The attack, carried out by armed assailants, set the office building on fire, causing material damage.
The SKDP previously announced that it would boycott the upcoming election, organized by the terrorist group, which targets all political parties that offer an alternative to their occupation in northern Syria. They aim to keep putting pressure on movements and parties and do not give them space to exist.
The terrorist group is planning to organize elections in Syria, a move viewed as void. A U.N. resolution adopted in 2015 by the U.N. Security Council, which the U.S. is also a party to, calls for a cease-fire and political settlement in the war-torn country and highlights that the only sustainable solution to the crisis in Syria is an inclusive and Syrian-led political process. It calls for commitment to Syria’s unity and territorial integrity.
The terrorist group conveniently contravened the resolution and launched a “local election” process in northeastern Syria. It initially set the date as May 30 before postponing it to June 11. So-called elections are planned in regions and towns, including Jazeera, Deir ez-Zor, Raqqa, Tabqa, Manbij and Afrin, where YPG has strongholds. Turkish sources say PKK aims to achieve an “autonomous” status first in Syria before moving to the next stage of its plan: an independent state.
Taking advantage of the power vacuum created by the Syrian civil war in 2011, the PKK/YPG has since 2015 occupied several Syrian provinces, including Arab-majority Deir el-Zour, a resource-rich region bordering Iraq, bisected by the Euphrates River and home to dozens of tribal communities.
The terrorist group has forced many locals to migrate, bringing in its militants to change the regional demographic structure, conducting arbitrary arrests, kidnapping children of local tribes for forced recruitment and assassinating tribe leaders to yoke local groups.

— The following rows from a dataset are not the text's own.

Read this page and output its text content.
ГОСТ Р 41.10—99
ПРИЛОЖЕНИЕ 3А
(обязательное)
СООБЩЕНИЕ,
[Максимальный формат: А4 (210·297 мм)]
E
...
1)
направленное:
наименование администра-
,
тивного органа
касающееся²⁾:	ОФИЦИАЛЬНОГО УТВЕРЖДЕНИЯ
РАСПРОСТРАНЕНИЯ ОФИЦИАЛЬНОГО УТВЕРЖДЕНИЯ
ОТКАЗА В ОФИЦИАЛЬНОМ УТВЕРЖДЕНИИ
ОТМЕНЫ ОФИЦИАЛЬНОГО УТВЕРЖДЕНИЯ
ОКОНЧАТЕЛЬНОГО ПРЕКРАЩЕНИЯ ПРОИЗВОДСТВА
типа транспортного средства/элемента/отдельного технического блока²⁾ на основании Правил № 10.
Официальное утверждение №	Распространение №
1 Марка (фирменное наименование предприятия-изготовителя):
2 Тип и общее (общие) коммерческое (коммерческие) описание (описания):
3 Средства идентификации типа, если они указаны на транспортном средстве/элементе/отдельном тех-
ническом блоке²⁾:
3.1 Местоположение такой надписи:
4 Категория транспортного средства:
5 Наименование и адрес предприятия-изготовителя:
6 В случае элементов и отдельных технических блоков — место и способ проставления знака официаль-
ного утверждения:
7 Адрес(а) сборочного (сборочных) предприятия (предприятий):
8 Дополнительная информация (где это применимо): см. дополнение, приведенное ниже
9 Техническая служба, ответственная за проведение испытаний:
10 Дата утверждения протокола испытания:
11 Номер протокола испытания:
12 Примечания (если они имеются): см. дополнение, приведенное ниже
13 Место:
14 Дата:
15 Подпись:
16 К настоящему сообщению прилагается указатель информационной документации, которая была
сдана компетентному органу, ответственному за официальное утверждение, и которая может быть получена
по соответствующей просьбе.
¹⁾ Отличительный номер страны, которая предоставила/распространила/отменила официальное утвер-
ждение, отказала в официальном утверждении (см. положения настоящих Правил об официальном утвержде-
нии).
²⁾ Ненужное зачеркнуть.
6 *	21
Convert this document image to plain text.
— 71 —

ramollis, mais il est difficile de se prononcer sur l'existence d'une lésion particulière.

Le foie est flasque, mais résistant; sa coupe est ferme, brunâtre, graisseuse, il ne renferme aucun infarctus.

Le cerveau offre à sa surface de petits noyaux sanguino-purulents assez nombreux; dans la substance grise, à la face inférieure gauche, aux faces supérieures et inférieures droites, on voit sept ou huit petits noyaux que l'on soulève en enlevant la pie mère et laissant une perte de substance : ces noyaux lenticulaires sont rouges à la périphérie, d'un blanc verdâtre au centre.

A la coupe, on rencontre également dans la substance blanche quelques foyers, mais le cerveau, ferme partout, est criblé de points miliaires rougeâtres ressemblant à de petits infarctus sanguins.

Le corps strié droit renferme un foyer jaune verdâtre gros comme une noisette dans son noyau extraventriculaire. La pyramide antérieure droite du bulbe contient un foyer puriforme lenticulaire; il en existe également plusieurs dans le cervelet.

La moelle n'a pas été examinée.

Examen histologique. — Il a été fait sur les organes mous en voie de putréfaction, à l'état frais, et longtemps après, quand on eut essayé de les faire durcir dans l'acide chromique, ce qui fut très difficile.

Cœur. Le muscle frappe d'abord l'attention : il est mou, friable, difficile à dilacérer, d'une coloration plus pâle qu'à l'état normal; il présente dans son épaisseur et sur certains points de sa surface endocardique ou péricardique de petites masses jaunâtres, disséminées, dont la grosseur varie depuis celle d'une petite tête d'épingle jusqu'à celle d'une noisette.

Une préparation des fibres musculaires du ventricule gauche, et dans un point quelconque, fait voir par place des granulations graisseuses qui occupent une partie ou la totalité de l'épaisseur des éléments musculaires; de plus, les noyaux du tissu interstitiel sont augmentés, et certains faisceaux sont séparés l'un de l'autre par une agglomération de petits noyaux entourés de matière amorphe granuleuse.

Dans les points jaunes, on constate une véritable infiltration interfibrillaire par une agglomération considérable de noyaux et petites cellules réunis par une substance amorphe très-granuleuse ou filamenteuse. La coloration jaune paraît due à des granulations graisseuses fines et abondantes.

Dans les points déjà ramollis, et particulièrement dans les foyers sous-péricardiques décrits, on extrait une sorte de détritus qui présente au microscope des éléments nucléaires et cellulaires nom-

It has also seized the region's oil wells – Syria's largest – and smuggles oil to the Syrian regime, despite U.S. sanctions, to generate revenue for its activities.
Since then, U.S. forces in Syria have trained thousands of YPG/PKK terrorists in their military bases in the region under the pretext of combating terrorism.
The U.S. has also provided YPG/PKK terrorists with huge amounts of weapons and combat equipment.
Türkiye, which has troops inside Syria and Turkish-backed opposition groups in Syria's northwest, routinely clashes with the PKK/YPG, which seeks to establish a terror corridor along the country's border.
Since 2016, Türkiye has carried out successive ground operations – Euphrates Shield in 2016, Olive Branch in 2018 and Peace Spring in 2019 – to expel the PKK/YPG and Daesh forces from border areas of northern Syria, as well as Iraq and to enable the peaceful settlement of residents.
Ankara, which has taken some steps for possible normalization with Damascus last year, has also repeatedly called on its NATO ally to cut off support to the PKK/YPG, something heavily weighing on bilateral relations.